What’s always consistent about Juliana’s music since her 90s beginnings is her brilliant voice and the catchy guitar hooks she makes. The older she gets the less wistful and yearning her tone has become but she’s still a uniquely vulnerable lyricist.
The opening songs ‘Fall Apart’ and ‘Long Slow Nervous Breakdown’ are about how life unravels – randomly, consistently, over years so you don’t even notice how bad it really has become.
On ‘Popsicle’ she admits ‘my hopes and dreams are in decline’, as though this state of life is too entrenched to change. Juliana has written about her experience with an eating disorder in the past and this song references this struggle again. The music is so breezy that it’s shocking to realise how dark the themes are.
Even when she sings about something that should be a positive in her life – like on ‘My House is Not My Dream House’ – it hasn’t worked out the way she wants. The house is real but it’s also a metaphor for all the things which you can’t control. She can’t stop the water, vermin, even the peace and quiet becomes unnerving when she’s alone. She concludes if she’d planned for her future responsibly she’d have a ‘fireplace’ and a ‘family’. The song is just devastating really, showcasing the struggles of single women to find themselves a place in the world. This song also lays bare the financial problems of independent musicians too. Having a roof over your head doesn’t mean you’ve found a home. The American ‘dream’ of home ownership is exposed with nightmarish reality.

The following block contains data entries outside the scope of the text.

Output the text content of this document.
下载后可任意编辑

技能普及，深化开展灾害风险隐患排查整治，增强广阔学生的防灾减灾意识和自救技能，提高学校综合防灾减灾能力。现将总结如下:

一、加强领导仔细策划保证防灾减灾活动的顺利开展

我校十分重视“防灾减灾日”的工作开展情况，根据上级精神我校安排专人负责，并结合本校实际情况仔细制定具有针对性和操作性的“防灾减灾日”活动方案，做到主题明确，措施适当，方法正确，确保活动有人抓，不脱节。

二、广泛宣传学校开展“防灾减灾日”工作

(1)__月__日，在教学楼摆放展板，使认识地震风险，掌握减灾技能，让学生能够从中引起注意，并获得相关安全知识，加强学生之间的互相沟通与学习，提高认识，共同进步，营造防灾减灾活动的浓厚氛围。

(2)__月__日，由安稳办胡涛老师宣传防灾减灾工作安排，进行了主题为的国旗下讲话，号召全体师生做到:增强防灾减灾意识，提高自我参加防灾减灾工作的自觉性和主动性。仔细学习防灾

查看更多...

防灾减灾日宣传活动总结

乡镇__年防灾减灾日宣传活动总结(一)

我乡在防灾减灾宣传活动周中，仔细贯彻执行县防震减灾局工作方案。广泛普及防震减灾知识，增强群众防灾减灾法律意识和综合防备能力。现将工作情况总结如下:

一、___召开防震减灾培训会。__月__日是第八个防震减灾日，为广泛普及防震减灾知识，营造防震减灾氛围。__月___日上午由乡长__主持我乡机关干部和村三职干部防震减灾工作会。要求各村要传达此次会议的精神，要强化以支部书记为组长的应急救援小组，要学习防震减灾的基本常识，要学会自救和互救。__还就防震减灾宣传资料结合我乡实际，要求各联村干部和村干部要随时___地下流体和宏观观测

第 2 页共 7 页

‘Strong Too Long’ admits that those ‘stoic’ ones who seem strong on the surface are ‘barely holding on’. Despite it all she finds a way to dream of a better future, singing ‘I want more than this / I want happiness’. There’s regret tempered with acceptance on ‘Wouldn’t Change Anything’. On ‘Ashes’ she deals with grief and loss, showing just how much she’s been going through.
The final song ‘All I’ve Got’ is a tribute to music itself, how it brings her healing and has saved her life. There’s a line in the song ‘I woke up singing’ which just sounds so beautiful and uplifting.
Maybe that’s why she’s so prolific – it’s the music she lives for, the music that keeps her going. Unsurprisingly her next project is already lined up – an REM covers album. To hold on, to keep creating, to keep singing is the purpose of life itself. Lightning Might Strike is a powerful album from an artist who offers us a mirror to see ourselves in and a spark shining through the darkness.